I bent down and pressed a kiss to the corner of her mouth. “Take all the time you need.” Then I turned and left her there to face her past and her pain. I wanted to hold her hand while she did it, but I wasn’t going to force her. I just wanted to be there when she needed me.

Brady glanced over at me and frowned when I opened the passenger door. “You leave her there all alone?”

“She asked to be alone.”

He sighed and picked up his phone and then handed it to me. “Just got this text from my dad. He didn’t call because he was afraid Maggie would hear him. They want to tell her.”

I read the text several times as my stomach twisted and my heart felt heavy.

Her father had hanged himself in his cell this morning. There were no details on how he’d managed to do that. Maggie acted as if he was already dead, but how would this affect her? I turned to look at her as she stood by her mother’s grave.

She had faced so much that I hated adding more to it. I wished I could keep this from her, but I knew she deserved to know. Seeing her hurt was hard.

“I called Dad. He said her dad left her a letter. Dad is going to get it and read it first. We don’t know if she should see it. She just started talking and living life again.”

“Don’t tell her without me there,” I told him.

“We won’t,” he replied.

One day we would look back at this time, and the pain wouldn’t be so fresh. I wanted that day to get here.

I Cried for Me

CHAPTER 49

MAGGIE

I’d fallen asleep at some point on the drive home. My head was tucked against West, and his arm was around me. I could feel his fingers gently playing in my hair. He made me feel warm and safe. I’d needed that after visiting my mother.
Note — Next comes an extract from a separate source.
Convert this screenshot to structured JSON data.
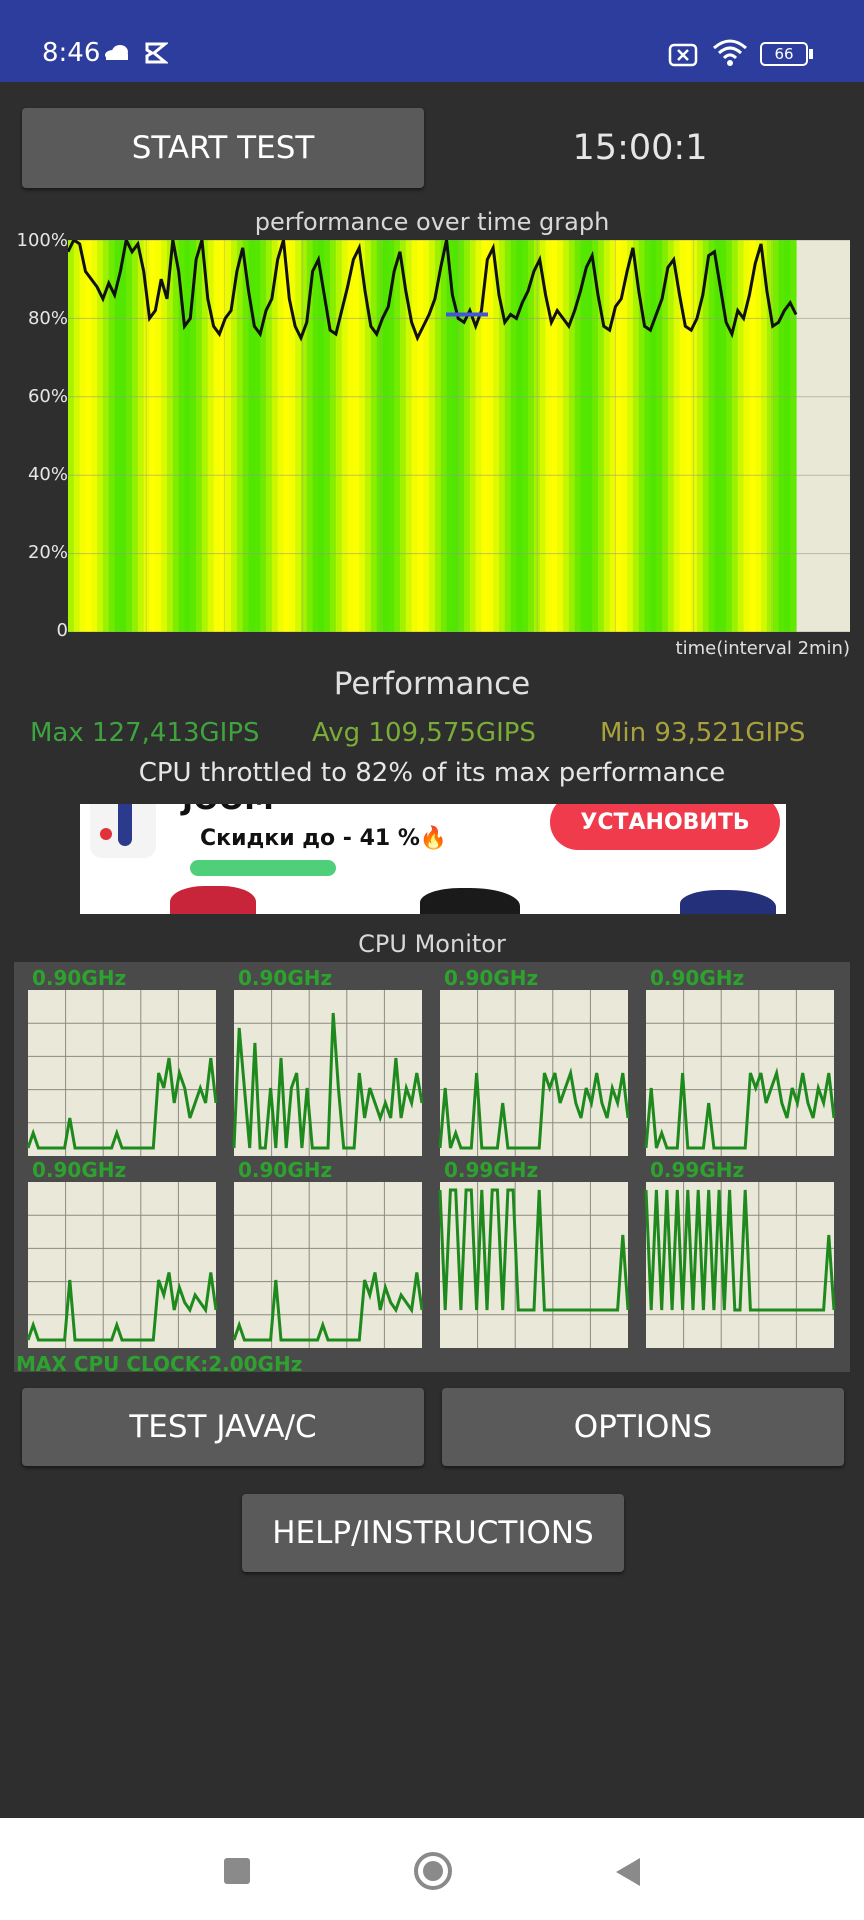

I hadn’t been prepared. Knowing her body was underground was one thing. Seeing the actual grave was another. West’s hand in mine had given me the strength I needed to face it. Once I had been sure I wasn’t about to fall to the ground in a sobbing mess, I’d let him go so I could talk to her.

I’d told her all about life with Uncle Boone, Aunt Coralee, and Brady. I’d started from the day I’d arrived, and I’d tried to tell her all the important things. Especially about West and his dad. When I’d finished, I’d realized West was right. Talking to her had made it feel as if she were close to me somehow.